Is the Mounjaro Shortage Over? What Patients Should Know

Mounjaro is not currently in shortage. The FDA removed tirzepatide injection products (the active ingredient in both Mounjaro and Zepbound) from its official drug shortage list on October 2, 2024. Since August 2024, manufacturer Eli Lilly has stated it can meet or exceed demand for all six strengths of Mounjaro in the United States.

What the FDA Shortage Resolution Means

Mounjaro experienced a prolonged shortage driven by extraordinary demand for GLP-1 medications used to treat type 2 diabetes and obesity. During that period, some pharmacies couldn’t fill prescriptions for weeks, and patients scrambled to find specific dose strengths. That chapter is officially closed: the FDA evaluated Lilly’s manufacturing data and concluded that supply now meets projected demand across all dose strengths, from 2.5 mg up to 15 mg.

Lilly has also confirmed it has not limited the ability of any wholesaler to place orders for any quantity of Mounjaro or Zepbound. In practical terms, this means pharmacies can restock without manufacturer-imposed caps, which was a contributing factor during the worst months of the shortage.

Why Some Pharmacies Still Run Low

Even with the shortage officially resolved, you may occasionally find that a specific pharmacy doesn’t have your dose on the shelf. This isn’t a national supply problem. It’s a local inventory issue. Individual pharmacies order based on their own patient demand, and a location that doesn’t regularly dispense a particular strength may not keep it in stock.

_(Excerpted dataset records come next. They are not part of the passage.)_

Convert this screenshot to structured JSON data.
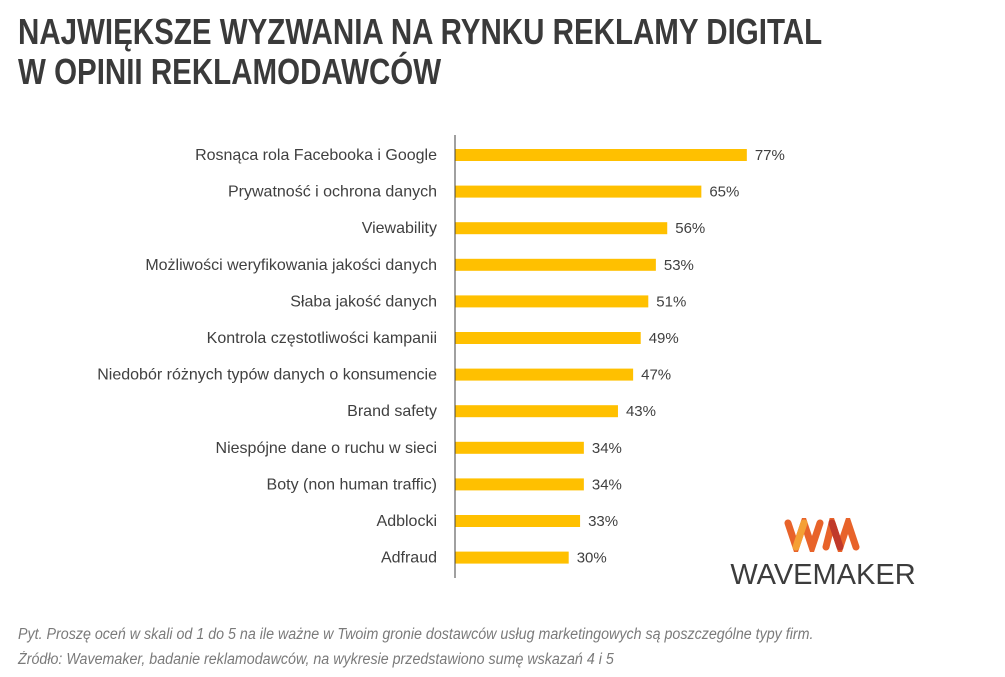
{
  "title_line1": "NAJWIĘKSZE WYZWANIA NA RYNKU REKLAMY DIGITAL",
  "title_line2": "W OPINII REKLAMODAWCÓW",
  "logo": {
    "mark": "WM",
    "word": "WAVEMAKER"
  },
  "footnote": {
    "question": "Pyt. Proszę oceń w skali od 1 do 5 na ile ważne w Twoim gronie dostawców usług marketingowych są poszczególne typy firm.",
    "source": "Źródło: Wavemaker, badanie reklamodawców, na wykresie przedstawiono sumę wskazań 4 i 5"
  },
  "colors": {
    "bar": "#FFC000",
    "axis": "#404040",
    "text": "#404040"
  },
  "chart_data": {
    "type": "bar",
    "orientation": "horizontal",
    "title": "NAJWIĘKSZE WYZWANIA NA RYNKU REKLAMY DIGITAL W OPINII REKLAMODAWCÓW",
    "xlabel": "",
    "ylabel": "",
    "unit": "%",
    "xlim": [
      0,
      100
    ],
    "grid": false,
    "categories": [
      "Rosnąca rola Facebooka i Google",
      "Prywatność i ochrona danych",
      "Viewability",
      "Możliwości weryfikowania jakości danych",
      "Słaba jakość danych",
      "Kontrola częstotliwości kampanii",
      "Niedobór różnych typów danych o konsumencie",
      "Brand safety",
      "Niespójne dane o ruchu w sieci",
      "Boty (non human traffic)",
      "Adblocki",
      "Adfraud"
    ],
    "values": [
      77,
      65,
      56,
      53,
      51,
      49,
      47,
      43,
      34,
      34,
      33,
      30
    ],
    "labels": [
      "77%",
      "65%",
      "56%",
      "53%",
      "51%",
      "49%",
      "47%",
      "43%",
      "34%",
      "34%",
      "33%",
      "30%"
    ]
  }
}
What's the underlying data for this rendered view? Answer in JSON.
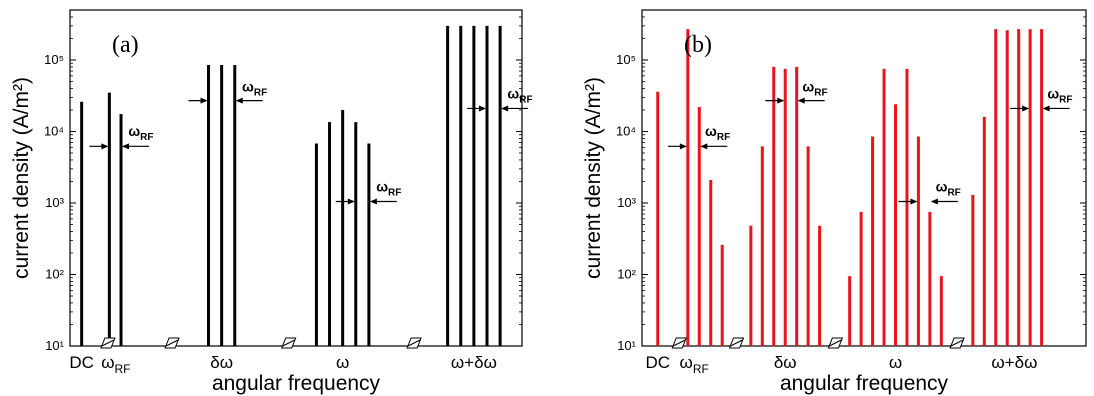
{
  "chart_data": [
    {
      "type": "bar",
      "panel_label": "(a)",
      "xlabel": "angular frequency",
      "ylabel": "current density (A/m²)",
      "yscale": "log",
      "ylim": [
        10,
        500000
      ],
      "yticks": [
        "10¹",
        "10²",
        "10³",
        "10⁴",
        "10⁵"
      ],
      "color": "#000000",
      "categories": [
        "DC",
        "ωRF",
        "δω",
        "ω",
        "ω+δω"
      ],
      "bars": [
        {
          "x": 0.4,
          "value": 26000
        },
        {
          "x": 1.35,
          "value": 35000
        },
        {
          "x": 1.75,
          "value": 17500
        },
        {
          "x": 4.75,
          "value": 85000
        },
        {
          "x": 5.2,
          "value": 85000
        },
        {
          "x": 5.65,
          "value": 85000
        },
        {
          "x": 8.45,
          "value": 6800
        },
        {
          "x": 8.9,
          "value": 13500
        },
        {
          "x": 9.35,
          "value": 20000
        },
        {
          "x": 9.8,
          "value": 13500
        },
        {
          "x": 10.25,
          "value": 6800
        },
        {
          "x": 12.95,
          "value": 300000
        },
        {
          "x": 13.4,
          "value": 300000
        },
        {
          "x": 13.85,
          "value": 300000
        },
        {
          "x": 14.3,
          "value": 300000
        },
        {
          "x": 14.75,
          "value": 300000
        }
      ],
      "category_x": [
        0.4,
        1.55,
        5.2,
        9.35,
        13.85
      ],
      "breaks_x": [
        1.3,
        3.5,
        7.5,
        11.8
      ],
      "annotations": [
        {
          "text": "ωRF",
          "x_left": 1.35,
          "x_right": 1.75,
          "y": 6200,
          "label_dx": 0.25,
          "label_y": 12000
        },
        {
          "text": "ωRF",
          "x_left": 4.75,
          "x_right": 5.65,
          "y": 27000,
          "label_dx": 0.25,
          "label_y": 50000
        },
        {
          "text": "ωRF",
          "x_left": 9.8,
          "x_right": 10.25,
          "y": 1050,
          "label_dx": 0.25,
          "label_y": 2000
        },
        {
          "text": "ωRF",
          "x_left": 14.3,
          "x_right": 14.75,
          "y": 21000,
          "label_dx": 0.25,
          "label_y": 40000
        }
      ]
    },
    {
      "type": "bar",
      "panel_label": "(b)",
      "xlabel": "angular frequency",
      "ylabel": "current density (A/m²)",
      "yscale": "log",
      "ylim": [
        10,
        500000
      ],
      "yticks": [
        "10¹",
        "10²",
        "10³",
        "10⁴",
        "10⁵"
      ],
      "color": "#e8141b",
      "categories": [
        "DC",
        "ωRF",
        "δω",
        "ω",
        "ω+δω"
      ],
      "bars": [
        {
          "x": 0.55,
          "value": 36000
        },
        {
          "x": 1.6,
          "value": 270000
        },
        {
          "x": 2.0,
          "value": 22000
        },
        {
          "x": 2.4,
          "value": 2100
        },
        {
          "x": 2.8,
          "value": 260
        },
        {
          "x": 3.8,
          "value": 480
        },
        {
          "x": 4.2,
          "value": 6200
        },
        {
          "x": 4.6,
          "value": 80000
        },
        {
          "x": 5.0,
          "value": 75000
        },
        {
          "x": 5.4,
          "value": 80000
        },
        {
          "x": 5.8,
          "value": 6200
        },
        {
          "x": 6.2,
          "value": 480
        },
        {
          "x": 7.25,
          "value": 95
        },
        {
          "x": 7.65,
          "value": 750
        },
        {
          "x": 8.05,
          "value": 8500
        },
        {
          "x": 8.45,
          "value": 75000
        },
        {
          "x": 8.85,
          "value": 24000
        },
        {
          "x": 9.25,
          "value": 75000
        },
        {
          "x": 9.65,
          "value": 8500
        },
        {
          "x": 10.05,
          "value": 750
        },
        {
          "x": 10.45,
          "value": 95
        },
        {
          "x": 11.55,
          "value": 1300
        },
        {
          "x": 11.95,
          "value": 16000
        },
        {
          "x": 12.35,
          "value": 270000
        },
        {
          "x": 12.75,
          "value": 260000
        },
        {
          "x": 13.15,
          "value": 270000
        },
        {
          "x": 13.55,
          "value": 270000
        },
        {
          "x": 13.95,
          "value": 270000
        }
      ],
      "category_x": [
        0.55,
        1.8,
        5.0,
        8.85,
        13.0
      ],
      "breaks_x": [
        1.3,
        3.3,
        6.75,
        11.0
      ],
      "annotations": [
        {
          "text": "ωRF",
          "x_left": 1.6,
          "x_right": 2.0,
          "y": 6200,
          "label_dx": 0.2,
          "label_y": 12000
        },
        {
          "text": "ωRF",
          "x_left": 5.0,
          "x_right": 5.4,
          "y": 27000,
          "label_dx": 0.2,
          "label_y": 50000
        },
        {
          "text": "ωRF",
          "x_left": 9.65,
          "x_right": 10.05,
          "y": 1050,
          "label_dx": 0.2,
          "label_y": 2000
        },
        {
          "text": "ωRF",
          "x_left": 13.55,
          "x_right": 13.95,
          "y": 21000,
          "label_dx": 0.2,
          "label_y": 40000
        }
      ]
    }
  ]
}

If your pharmacy can’t fill your prescription right away, a few options can help:

  • Call other nearby pharmacies to check if they have your dose in stock before transferring your prescription.
  • Ask your pharmacy to order it. Most pharmacies can get a specific strength within 2 to 10 business days through their normal wholesale channels.
  • Check ahead of time. If you know when your next dose is due, contact your pharmacy a week or so early to confirm availability.
  • Consider telehealth platforms that partner with pharmacies experienced in filling GLP-1 prescriptions at volume.

What Happened to Compounded Versions

During the shortage, compounding pharmacies stepped in to produce their own versions of tirzepatide. Federal law allows this under specific conditions: when a drug is listed on the FDA’s shortage list, compounding pharmacies (called outsourcing facilities) can legally produce it using bulk ingredients. Individual compounding pharmacies can also prepare it on a per-patient, per-prescription basis if the commercial version isn’t available.

Now that the shortage is resolved, the legal landscape has shifted. Tirzepatide no longer appears on the FDA’s drug shortage list or on the approved list of bulk drug substances that outsourcing facilities can compound from. This means large-scale compounding of tirzepatide is no longer permitted under the same rules. Individual pharmacies can still compound it for a specific patient if a prescriber documents that the compounded version contains a meaningful difference from the commercial product for that patient, but this is a narrower exception.

The FDA has acknowledged that many patients are currently using compounded tirzepatide and will likely transition to the brand-name product as compounding winds down. Even factoring in that expected surge in demand, the agency concluded that Lilly’s supply capacity can handle it.

Lilly’s Manufacturing Expansion

Eli Lilly has invested heavily in scaling up production to prevent future shortages. The company announced expanded manufacturing capacity for tirzepatide and is building a $6.5 billion facility in Houston focused on producing its next-generation metabolic medications, including an oral GLP-1 pill currently in development. That facility is expected to open within five years and is designed to serve tens of millions of patients worldwide.

The Houston site will primarily produce an oral medication Lilly is developing as a pill-based alternative for type 2 diabetes and weight loss. If approved, a pill form could significantly ease pressure on injectable supply chains by giving patients and prescribers another option that doesn’t rely on pre-filled pen manufacturing.

Mounjaro vs. Zepbound Supply

Mounjaro and Zepbound contain the same active ingredient, tirzepatide, but are approved for different uses. Mounjaro is indicated for type 2 diabetes, while Zepbound is approved for weight management. Both were affected by the same shortage, and both were removed from the FDA’s shortage list at the same time. Lilly’s supply commitments cover all strengths of both products equally, so availability of one is not coming at the expense of the other.

If you’re prescribed Mounjaro for diabetes and have been worried that weight-loss demand for Zepbound is eating into your supply, the current data suggests that isn’t the case. Lilly’s production lines serve both products, and the company has stated it can meet demand for both simultaneously.